The hip is a ball and socket joint, formed by the articulation between the top of the thigh bone (femoral head) and the pelvis (acetabulum).
It connects the lower limb to the pelvic girdle, and is designed for stability and weight bearing. The acetabulum forms a cup-shaped socket with which the spherical femoral head articulates. The acetabular labrum, formed by cartilage, attaches to the periphery of the acetabulum, deepening the socket and providing added stability.
The outer capsule of the hip joint attaches to both the pelvis and femur. There are strong extracapsular ligaments continuous with the outer surface of the hip joint capsule which tighten on extension to further improve stability. A number of muscles cross the hip joint, facilitating movement of the hip and upper leg.

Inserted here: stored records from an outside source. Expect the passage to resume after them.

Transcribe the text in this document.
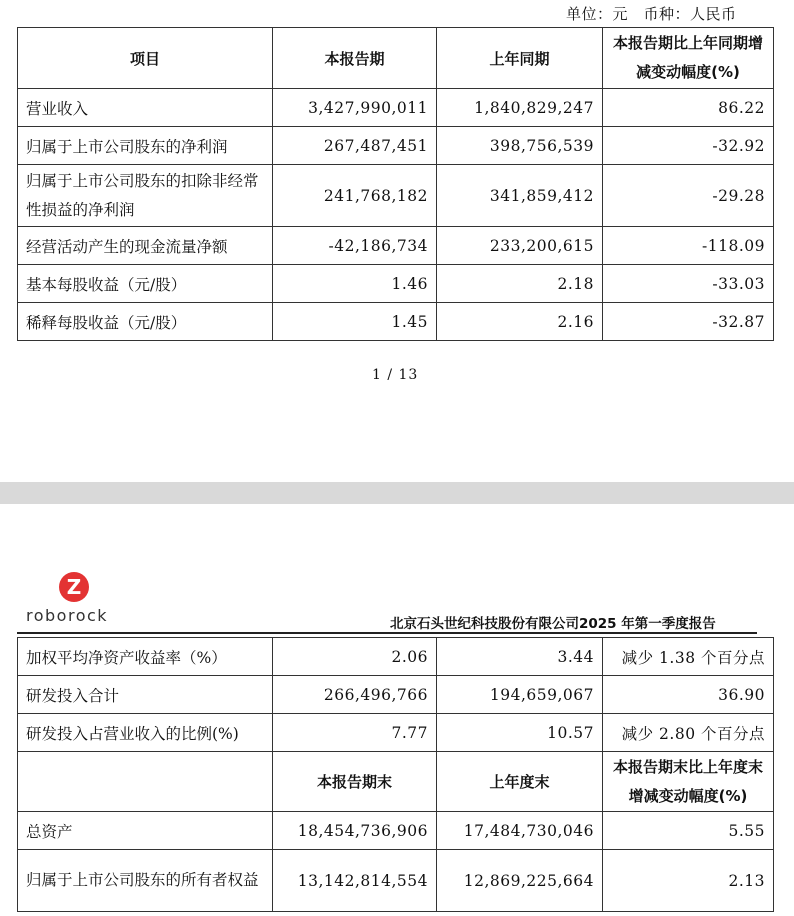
单位：元　币种：人民币
项目	本报告期	上年同期	本报告期比上年同期增减变动幅度(%)
营业收入	3,427,990,011	1,840,829,247	86.22
归属于上市公司股东的净利润	267,487,451	398,756,539	-32.92
归属于上市公司股东的扣除非经常性损益的净利润	241,768,182	341,859,412	-29.28
经营活动产生的现金流量净额	-42,186,734	233,200,615	-118.09
基本每股收益（元/股）	1.46	2.18	-33.03
稀释每股收益（元/股）	1.45	2.16	-32.87
1 / 13
Z
roborock	北京石头世纪科技股份有限公司2025 年第一季度报告
加权平均净资产收益率（%）	2.06	3.44	减少 1.38 个百分点
研发投入合计	266,496,766	194,659,067	36.90
研发投入占营业收入的比例(%)	7.77	10.57	减少 2.80 个百分点
	本报告期末	上年度末	本报告期末比上年度末增减变动幅度(%)
总资产	18,454,736,906	17,484,730,046	5.55
归属于上市公司股东的所有者权益	13,142,814,554	12,869,225,664	2.13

The articular surfaces of the hip joint are lined with hyaline cartilage, which is smooth and allows for frictionless, painless movement. Degeneration of this hyaline cartilage results in osteoarthritis of the hip joint, a very common problem which is characterised by pain and stiffness.
Dislocation of the hip joint is rare owing to shape of the bony structures and the strength of the stabilising ligaments of the joint. Severe trauma or accidents can cause fracture of the hip joint or pelvis, and occasionally dislocation. In the elderly or those with osteoporosis, simple falls onto the side can cause femoral neck fractures, which reduce stability and function of the hip joint.